‘Smack My Bitch Up’ collaborators remember Keith Flint: “He was such an important person”

The frontman passed away earlier this month

Kool Keith and Ced Gee have shared their memories of the late Keith Flint. The Prodigy frontman was found dead in his home earlier this month.

Ced Gee, TR Love, Mo Love, and Kool Keith Thornton are all listed alongside Prodigy co-founder Howlett as songwriters on their 1997 hit ‘Smack My Bitch Up’. As Kool Keith and Ced Gee now reveal, the opportunity came at a pivotal time in their careers.
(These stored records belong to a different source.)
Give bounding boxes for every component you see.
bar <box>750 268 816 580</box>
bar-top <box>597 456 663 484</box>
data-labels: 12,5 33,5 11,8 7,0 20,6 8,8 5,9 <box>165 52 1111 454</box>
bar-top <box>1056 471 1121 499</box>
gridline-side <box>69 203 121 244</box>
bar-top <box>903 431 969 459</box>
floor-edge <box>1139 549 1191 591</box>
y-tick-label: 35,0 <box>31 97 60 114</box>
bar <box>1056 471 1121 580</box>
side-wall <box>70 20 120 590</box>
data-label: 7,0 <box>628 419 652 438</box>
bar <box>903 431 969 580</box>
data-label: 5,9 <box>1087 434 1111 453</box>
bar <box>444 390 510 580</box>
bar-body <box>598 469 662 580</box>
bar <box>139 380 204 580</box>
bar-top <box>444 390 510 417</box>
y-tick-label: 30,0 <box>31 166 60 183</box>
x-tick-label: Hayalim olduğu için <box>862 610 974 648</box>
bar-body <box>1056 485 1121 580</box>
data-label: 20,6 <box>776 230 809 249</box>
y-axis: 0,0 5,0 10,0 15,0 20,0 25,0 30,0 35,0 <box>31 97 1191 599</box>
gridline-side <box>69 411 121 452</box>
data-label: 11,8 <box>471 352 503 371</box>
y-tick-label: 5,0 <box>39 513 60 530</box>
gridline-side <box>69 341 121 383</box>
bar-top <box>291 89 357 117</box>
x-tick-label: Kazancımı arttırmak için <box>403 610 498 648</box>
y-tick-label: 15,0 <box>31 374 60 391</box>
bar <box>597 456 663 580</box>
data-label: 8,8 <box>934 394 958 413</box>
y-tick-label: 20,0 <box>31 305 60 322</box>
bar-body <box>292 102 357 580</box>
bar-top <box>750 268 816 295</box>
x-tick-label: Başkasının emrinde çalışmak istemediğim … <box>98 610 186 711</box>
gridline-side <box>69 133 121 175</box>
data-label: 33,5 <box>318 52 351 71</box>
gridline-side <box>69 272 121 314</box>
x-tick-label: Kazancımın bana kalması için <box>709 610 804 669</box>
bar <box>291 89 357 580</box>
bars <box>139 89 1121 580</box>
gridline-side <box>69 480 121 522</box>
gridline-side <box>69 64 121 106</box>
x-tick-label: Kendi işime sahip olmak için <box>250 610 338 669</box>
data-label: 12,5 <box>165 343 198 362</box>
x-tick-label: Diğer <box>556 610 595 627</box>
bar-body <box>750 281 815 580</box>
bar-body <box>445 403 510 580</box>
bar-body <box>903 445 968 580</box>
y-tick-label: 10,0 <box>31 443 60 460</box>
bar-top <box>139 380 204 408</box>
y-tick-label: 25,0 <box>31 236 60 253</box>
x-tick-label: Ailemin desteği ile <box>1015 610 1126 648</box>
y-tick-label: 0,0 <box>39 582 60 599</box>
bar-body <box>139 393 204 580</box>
“They had called me up. Liam [Howlett] was a great friend anyway,” Keith told AFH. “Let me tell you how he got his number,” Ced Gee added.

“What happened was they were working with the president of Next Plateau, Eddie O’ Loughlin, at the time. He cleared the sample. So Eddie said, ‘Why don’t you just do it fresh with Keith?’ Because I was working at Next Plateau at the time as the head of A&R and we gave them Keith’s number, and that’s how the reach out became. That’s how they started working together.”

“I did shows with [The Prodigy] when the record [The Fat Of The Land] came out. I did one or two shows with them. One of them in New York and another, I think, in Melbourne, Australia. I was backstage with them and [Keith Flint] was a cool person,” Kool Keith continued. “They had a lot of champagne, a lot of girls and cool Electronic music. That was a nice tour out there with them. And for the first time, it was good that I had real fun with those guys.”

The pair say the collaboration led to more work and more specifically, helped Ced Gee out of a particularly rough financial situation. “I was under a levy from the IRS at that time. The ‘Smack My B*tch Up’ sample paid off the levy which was about $100,000. After it was over and all corrected, I still had $18,000. That’s how sweet that was. [Laughs] I got that, so imagine what [others] made.”

Kool Keith added, “I never had to run around to chase that money, and I was provided for well. And I hope that band didn’t break up, but Keith was such an important person as the lead singer in the band. That’s like Michael Jackson in Jackson 5, Kurt Cobain [in Nirvana], so it’s kind of hard.”